Memiliki Rumah Idaman
Bisa memiliki rumah sendiri merupakan mimpi sebagian besar pasangan suami istri. Sebab selain menjadi kebutuhan pokok, rumah adalah tempat kembali dan merilekskan diri dari lelahnya rutinitas dan pekerjaan. Tempat yang sebagian besar waktu kita habiskan disana, yang harus memberikan kenyamanan lahir dan batin.
"Seharusnya setelah menikah dan berkeluarga sudah sebaiknya tinggal terpisah dari orangtua" Begitu kurang lebih ungkapan yang pernah ada. Mungkin ini cocok bagi sebagian orang. Namun bagi kami tinggal membersamai keluarga itu luar biasa. Sebab kondisi kami, ibu sudah sendiri semenjak bapak meninggal pada 2013 lalu. Ada adek perempuan yang setahun belakangan ini tinggal bersama karena sudah lulus kuliah. Dan yang agaknya paling menjadi pertimbangan juga adalah tepat di sebelah rumah tinggal mbah nang dan make yang sudah sepuh. Apalagi mbah nang yang menderita penyakit kronis, yang butuh perawatan dan pengobatan jalan. Dengan keberadaan suami disini. Sangat terasa manfaatnya. Dia lah yang paling diandalkan tatkala mbah nang butuh pergi berobat ke dokter.
Serumah dengan mertua perempuan bagiku selama ini yang tak selalu baik-baik saja. Ada dinamika naik turunnya. Ada bapernya juga. Alhamdulillah kami cenderung bisa memahami tugas dan peran masing-masing. Ibu juga tidak terlalu ikut campur pada rumahtangga kami. Aku pun proaktif dengan rutinitas kerumahranggan, berupaya memberi perhatian besar pada urusan kebersihan dan kerapihan rumah. Peka dan peduli pada keadaan walau pun tak selalu.

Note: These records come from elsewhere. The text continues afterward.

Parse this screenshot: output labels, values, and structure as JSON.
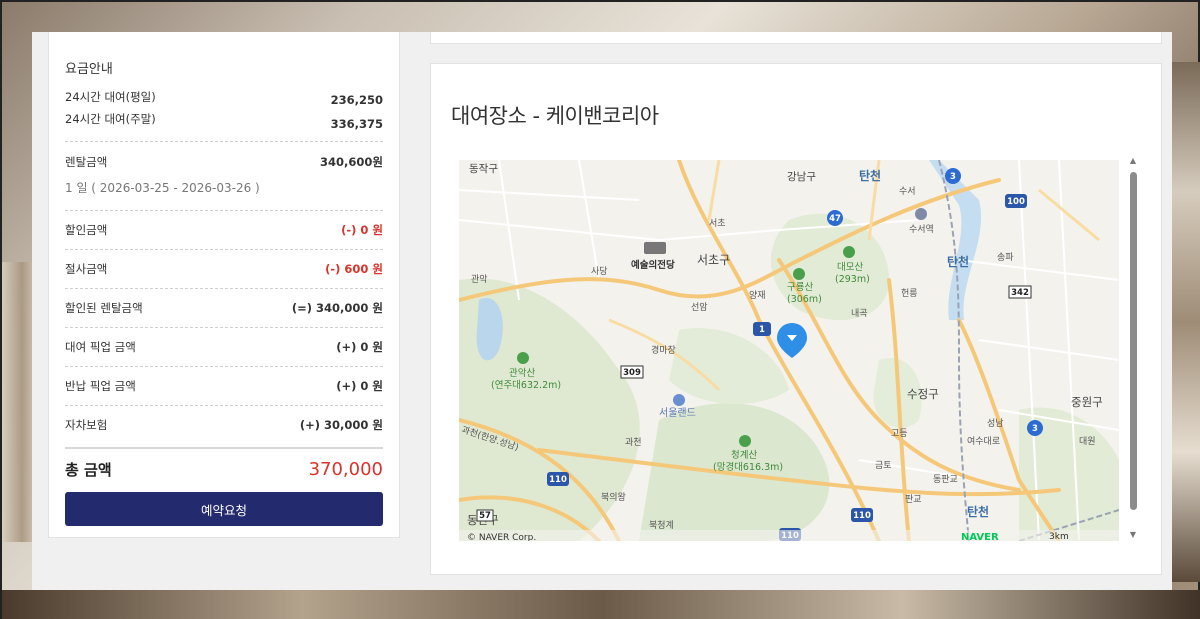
{
  "fee": {
    "title": "요금안내",
    "rate_weekday_label": "24시간 대여(평일)",
    "rate_weekday_value": "236,250",
    "rate_weekend_label": "24시간 대여(주말)",
    "rate_weekend_value": "336,375",
    "rental_label": "렌탈금액",
    "rental_value": "340,600원",
    "period": "1 일 ( 2026-03-25 - 2026-03-26 )",
    "discount_label": "할인금액",
    "discount_value": "(-) 0 원",
    "cut_label": "절사금액",
    "cut_value": "(-) 600 원",
    "discounted_label": "할인된 렌탈금액",
    "discounted_value": "(=) 340,000 원",
    "pickup_label": "대여 픽업 금액",
    "pickup_value": "(+) 0 원",
    "return_label": "반납 픽업 금액",
    "return_value": "(+) 0 원",
    "insurance_label": "자차보험",
    "insurance_value": "(+) 30,000 원",
    "total_label": "총 금액",
    "total_value": "370,000",
    "reserve_button": "예약요청"
  },
  "map": {
    "title": "대여장소 - 케이밴코리아",
    "copyright": "© NAVER Corp.",
    "brand": "NAVER",
    "scale": "3km",
    "labels": {
      "dongjak": "동작구",
      "gangnam": "강남구",
      "tancheon_top": "탄천",
      "suseo_ic": "수서",
      "seocho_ic": "서초",
      "suseo_station": "수서역",
      "arts_center": "예술의전당",
      "seocho_gu": "서초구",
      "gwanak_ic": "관악",
      "sadang": "사당",
      "yangjae": "양재",
      "guryongsan": "구룡산",
      "guryongsan_h": "(306m)",
      "daemosan": "대모산",
      "daemosan_h": "(293m)",
      "heolleung": "헌릉",
      "songpa": "송파",
      "tancheon_mid": "탄천",
      "seonam": "선암",
      "naegok": "내곡",
      "gyeongmajang": "경마장",
      "gwanaksan": "관악산",
      "gwanaksan_h": "(연주대632.2m)",
      "seoul_land": "서울랜드",
      "sujeong": "수정구",
      "jungwon": "중원구",
      "gwacheon": "과천",
      "cheonggyesan": "청계산",
      "cheonggyesan_h": "(망경대616.3m)",
      "godeung": "고등",
      "seongnam": "성남",
      "yeosu": "여수대로",
      "daewon": "대원",
      "geumto": "금토",
      "dongpangyo": "동판교",
      "bugeuiwang": "북의왕",
      "pangyo": "판교",
      "dongan": "동안구",
      "bukcheonggye": "북청계",
      "tancheon_bottom": "탄천",
      "road_1": "1",
      "road_47": "47",
      "road_3a": "3",
      "road_3b": "3",
      "road_100": "100",
      "road_342": "342",
      "road_309": "309",
      "road_110a": "110",
      "road_110b": "110",
      "road_110c": "110",
      "road_57": "57",
      "gwacheon_road": "과천(한양.성남)"
    }
  }
}
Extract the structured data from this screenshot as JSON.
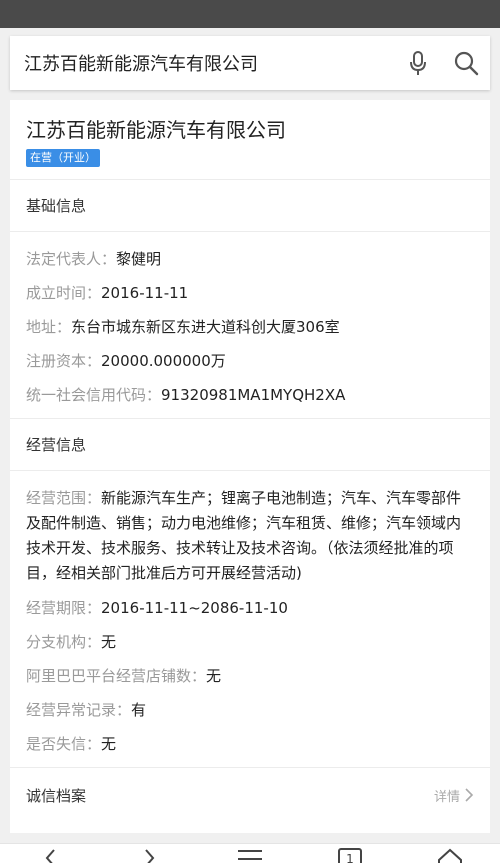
{
  "search": {
    "query": "江苏百能新能源汽车有限公司"
  },
  "company": {
    "name": "江苏百能新能源汽车有限公司",
    "status_badge": "在营（开业）"
  },
  "basic_info": {
    "title": "基础信息",
    "rows": [
      {
        "label": "法定代表人：",
        "value": "黎健明"
      },
      {
        "label": "成立时间：",
        "value": "2016-11-11"
      },
      {
        "label": "地址：",
        "value": "东台市城东新区东进大道科创大厦306室"
      },
      {
        "label": "注册资本：",
        "value": "20000.000000万"
      },
      {
        "label": "统一社会信用代码：",
        "value": "91320981MA1MYQH2XA"
      }
    ]
  },
  "business_info": {
    "title": "经营信息",
    "scope_label": "经营范围：",
    "scope_value": "新能源汽车生产；锂离子电池制造；汽车、汽车零部件及配件制造、销售；动力电池维修；汽车租赁、维修；汽车领域内技术开发、技术服务、技术转让及技术咨询。（依法须经批准的项目，经相关部门批准后方可开展经营活动)",
    "rows": [
      {
        "label": "经营期限：",
        "value": "2016-11-11~2086-11-10"
      },
      {
        "label": "分支机构：",
        "value": "无"
      },
      {
        "label": "阿里巴巴平台经营店铺数：",
        "value": "无"
      },
      {
        "label": "经营异常记录：",
        "value": "有"
      },
      {
        "label": "是否失信：",
        "value": "无"
      }
    ]
  },
  "credit": {
    "title": "诚信档案",
    "detail_label": "详情"
  },
  "nav": {
    "tab_count": "1"
  }
}
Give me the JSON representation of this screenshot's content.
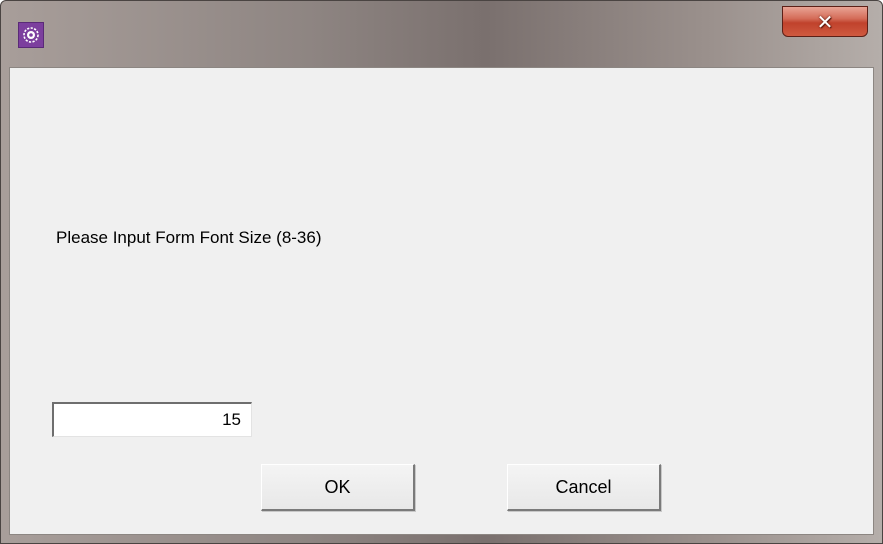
{
  "window": {
    "title": "",
    "app_icon": "app-gear-icon",
    "close_icon": "close-icon",
    "close_glyph": "✕"
  },
  "dialog": {
    "prompt": "Please Input Form Font Size (8-36)",
    "font_size_value": "15",
    "ok_label": "OK",
    "cancel_label": "Cancel"
  },
  "colors": {
    "close_button": "#c7432e",
    "client_background": "#f0f0f0",
    "app_icon_background": "#7c3f9e"
  }
}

Saya juga memiliki keinginan memiliki rumah sendiri. Alasan yang paling utama karena ingin lebih "menjaga". Sepanjang bertempat tinggal disini saya merasa begitu mudahnya orang keluar masuk rumah, baik laki-laki maupun perempuan. Saya menyadari betul karena memang punya banyak tamu, banyak urusan. Ini yang agaknya membuat saya kurang nyaman. Upaya saya selama ini adalah dengan memakai bawahan panjang, sehingga ketika ada tamu laki-laki saya bisa langsung memakai cardigan dan kerudung instan.
Beberapa kali saya menyampaikan keinginan ini kepada suami. Keinginan untuk memiliki rumah sendiri, yang memberi rasa nyaman seutuhnya. Suami memotivasi untuk bisa bersabar dan realistis. In sya Allah, Allah beri kemudahan jalan untuk mendapatkan apa yang menjadi keinginan.